The Now and Future of Low-code Platform

The expanding market success of Low-code platforms over the past 5 years has accelerated market investments in creating and enrichment of existing and new tools.

Both Gartner and Forrester have been tracking the Low-code platform solutions and market coverage closely.

 

Conclusion

In our current, digitally disrupted, Agile-driven world where the User Experience and Value Delivery are the key competitive measures of businesses, Low-code has become a welcomed approach in solution design and delivery.

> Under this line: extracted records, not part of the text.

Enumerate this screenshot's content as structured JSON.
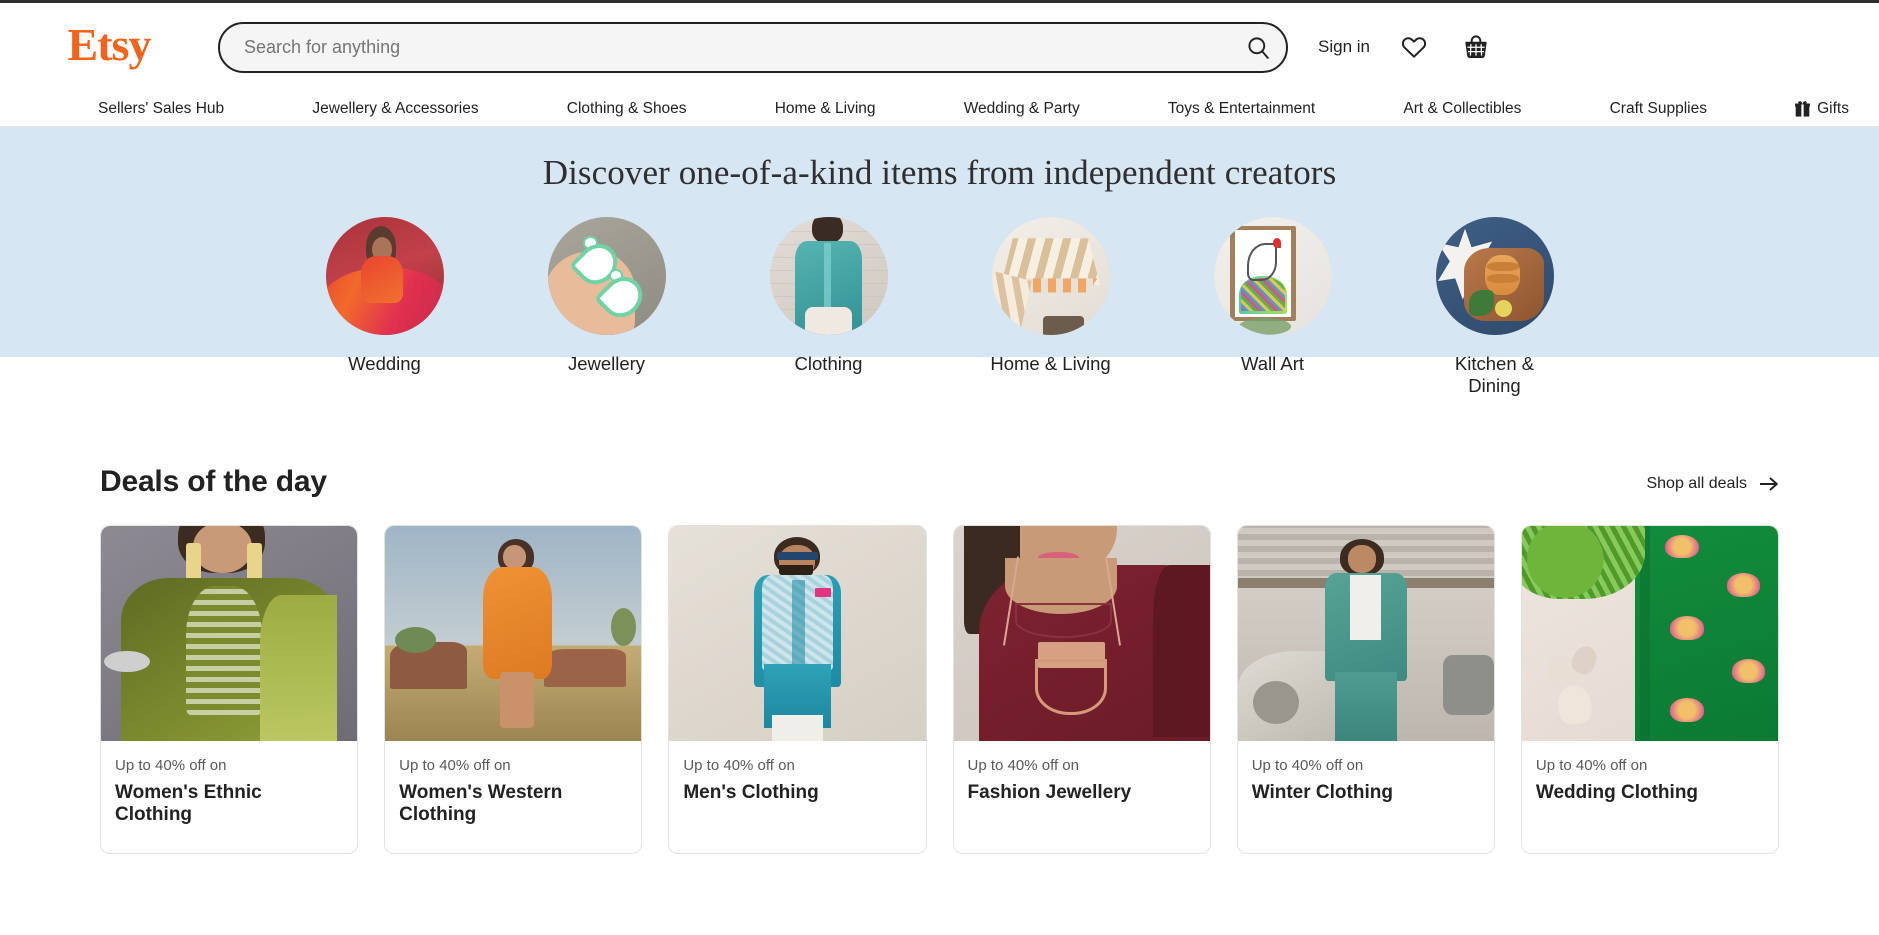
{
  "brand": {
    "logo_text": "Etsy",
    "logo_color": "#f1641e"
  },
  "search": {
    "placeholder": "Search for anything",
    "value": "",
    "icon": "search-icon"
  },
  "header_right": {
    "sign_in_label": "Sign in",
    "favorites_icon": "heart-icon",
    "cart_icon": "basket-icon"
  },
  "nav": {
    "items": [
      {
        "label": "Sellers' Sales Hub"
      },
      {
        "label": "Jewellery & Accessories"
      },
      {
        "label": "Clothing & Shoes"
      },
      {
        "label": "Home & Living"
      },
      {
        "label": "Wedding & Party"
      },
      {
        "label": "Toys & Entertainment"
      },
      {
        "label": "Art & Collectibles"
      },
      {
        "label": "Craft Supplies"
      }
    ],
    "gifts": {
      "label": "Gifts",
      "icon": "gift-icon"
    }
  },
  "hero": {
    "title": "Discover one-of-a-kind items from independent creators",
    "background_color": "#d7e6f3",
    "categories": [
      {
        "label": "Wedding",
        "image": "woman-in-red-saree"
      },
      {
        "label": "Jewellery",
        "image": "hand-holding-green-heart-earrings"
      },
      {
        "label": "Clothing",
        "image": "woman-in-teal-shirt"
      },
      {
        "label": "Home & Living",
        "image": "paper-pendant-lamp"
      },
      {
        "label": "Wall Art",
        "image": "framed-swan-print"
      },
      {
        "label": "Kitchen & Dining",
        "image": "marble-wood-serving-board"
      }
    ]
  },
  "deals": {
    "title": "Deals of the day",
    "shop_all_label": "Shop all deals",
    "shop_all_icon": "arrow-right-icon",
    "cards": [
      {
        "sub": "Up to 40% off on",
        "name": "Women's Ethnic Clothing",
        "image": "woman-in-olive-kurta"
      },
      {
        "sub": "Up to 40% off on",
        "name": "Women's Western Clothing",
        "image": "woman-in-orange-dress-desert"
      },
      {
        "sub": "Up to 40% off on",
        "name": "Men's Clothing",
        "image": "man-in-teal-kurta-nehru-jacket"
      },
      {
        "sub": "Up to 40% off on",
        "name": "Fashion Jewellery",
        "image": "woman-wearing-geometric-pendant"
      },
      {
        "sub": "Up to 40% off on",
        "name": "Winter Clothing",
        "image": "woman-in-teal-coord-set"
      },
      {
        "sub": "Up to 40% off on",
        "name": "Wedding Clothing",
        "image": "green-brocade-fabric-with-shells"
      }
    ]
  }
}
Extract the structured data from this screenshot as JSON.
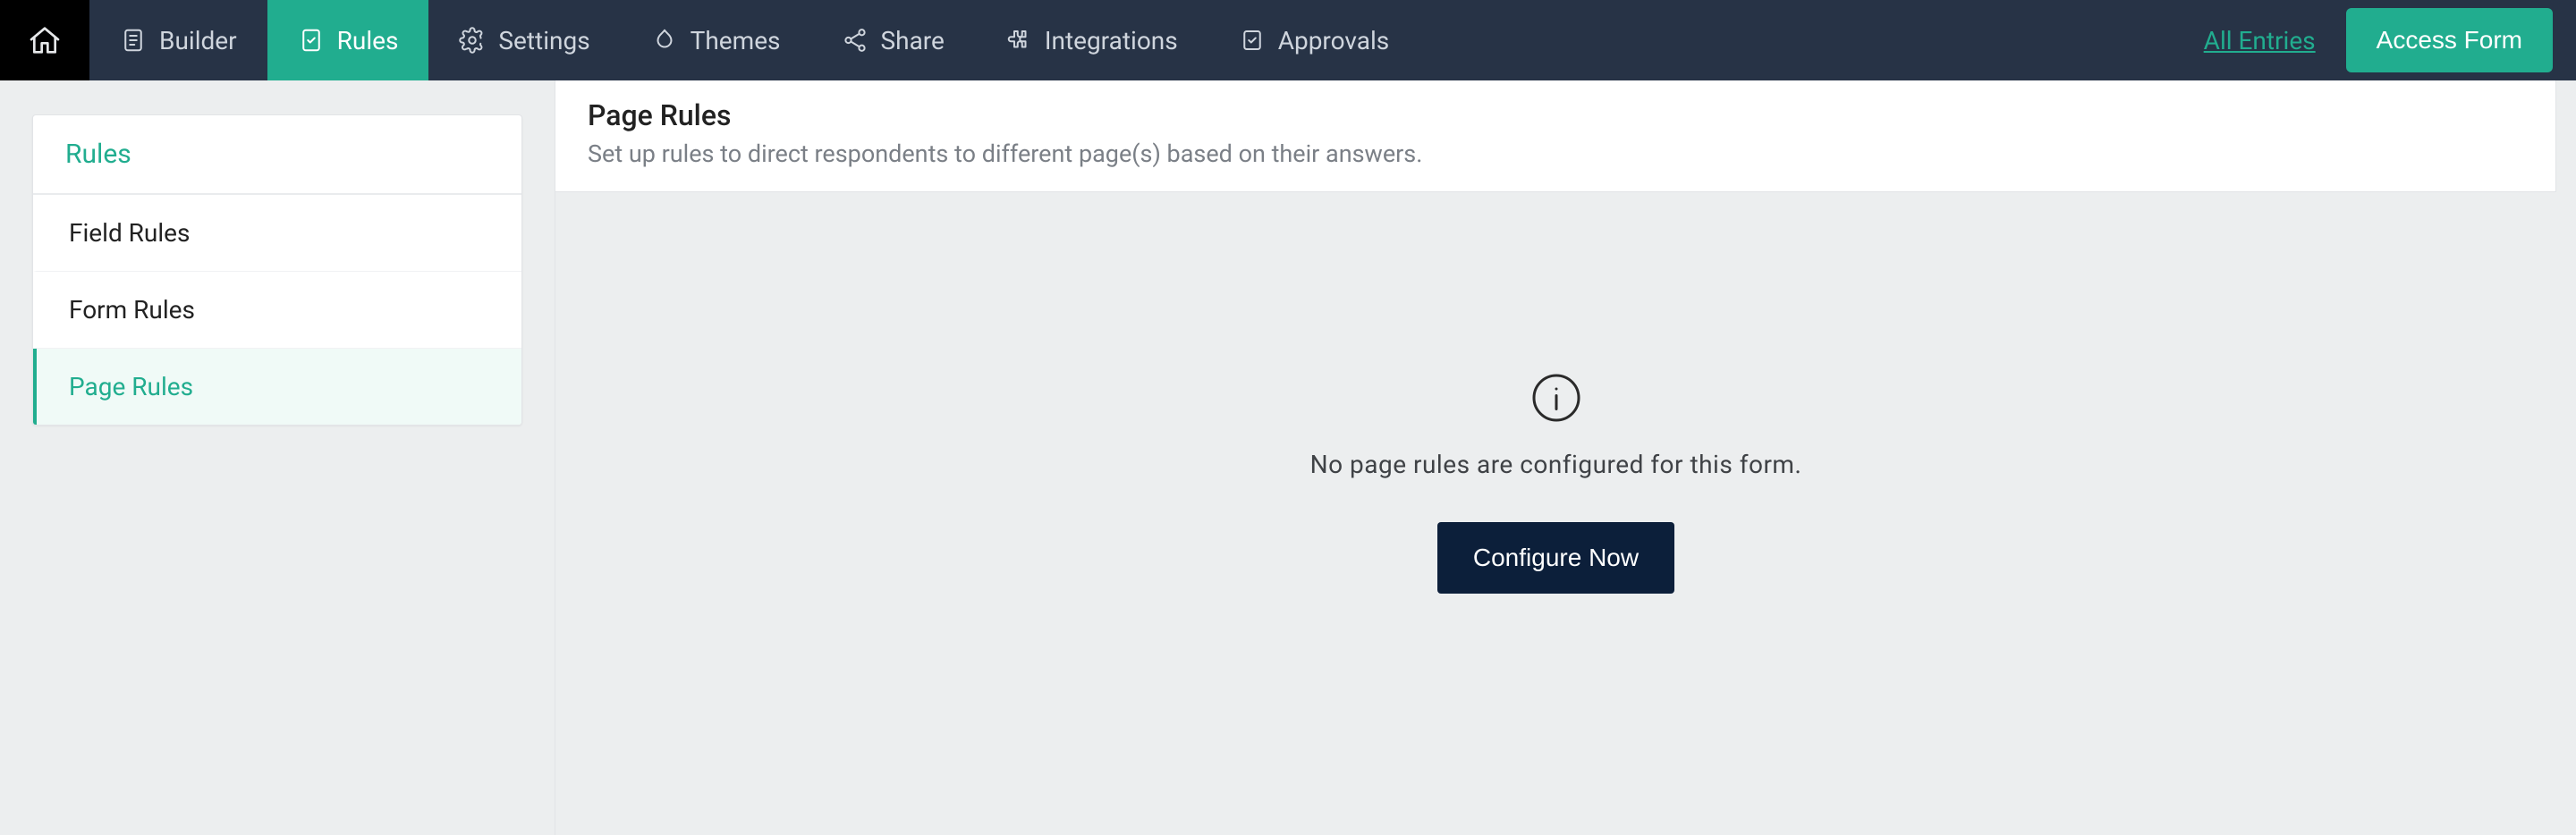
{
  "nav": {
    "items": [
      {
        "label": "Builder"
      },
      {
        "label": "Rules"
      },
      {
        "label": "Settings"
      },
      {
        "label": "Themes"
      },
      {
        "label": "Share"
      },
      {
        "label": "Integrations"
      },
      {
        "label": "Approvals"
      }
    ],
    "all_entries": "All Entries",
    "access_form": "Access Form"
  },
  "sidebar": {
    "title": "Rules",
    "items": [
      {
        "label": "Field Rules"
      },
      {
        "label": "Form Rules"
      },
      {
        "label": "Page Rules"
      }
    ]
  },
  "main": {
    "title": "Page Rules",
    "subtitle": "Set up rules to direct respondents to different page(s) based on their answers.",
    "empty_message": "No page rules are configured for this form.",
    "configure_label": "Configure Now"
  }
}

The high Agility that benefits Startups and enterprises alike, have boosted the market expansion on Low-code ideology and platform solutions and we already see a tightly competitive market for these solutions.

Low-code acts as a new wave in digital disruption as it even lowers the barriers of entry for development, below the lowest we had experienced before, allowing for greater participation of minds in the design and development of solutions and making it easier for people to try their hand in solution development.

This would not only make it harder for Start-ups to survive and grown-up, but also for enterprises that now have to either adapt and revamp their Agile-driven software practices with this new approach, or lose more profit to the new wave of market entrants that pose a rising risk to the lifelines of large enterprises.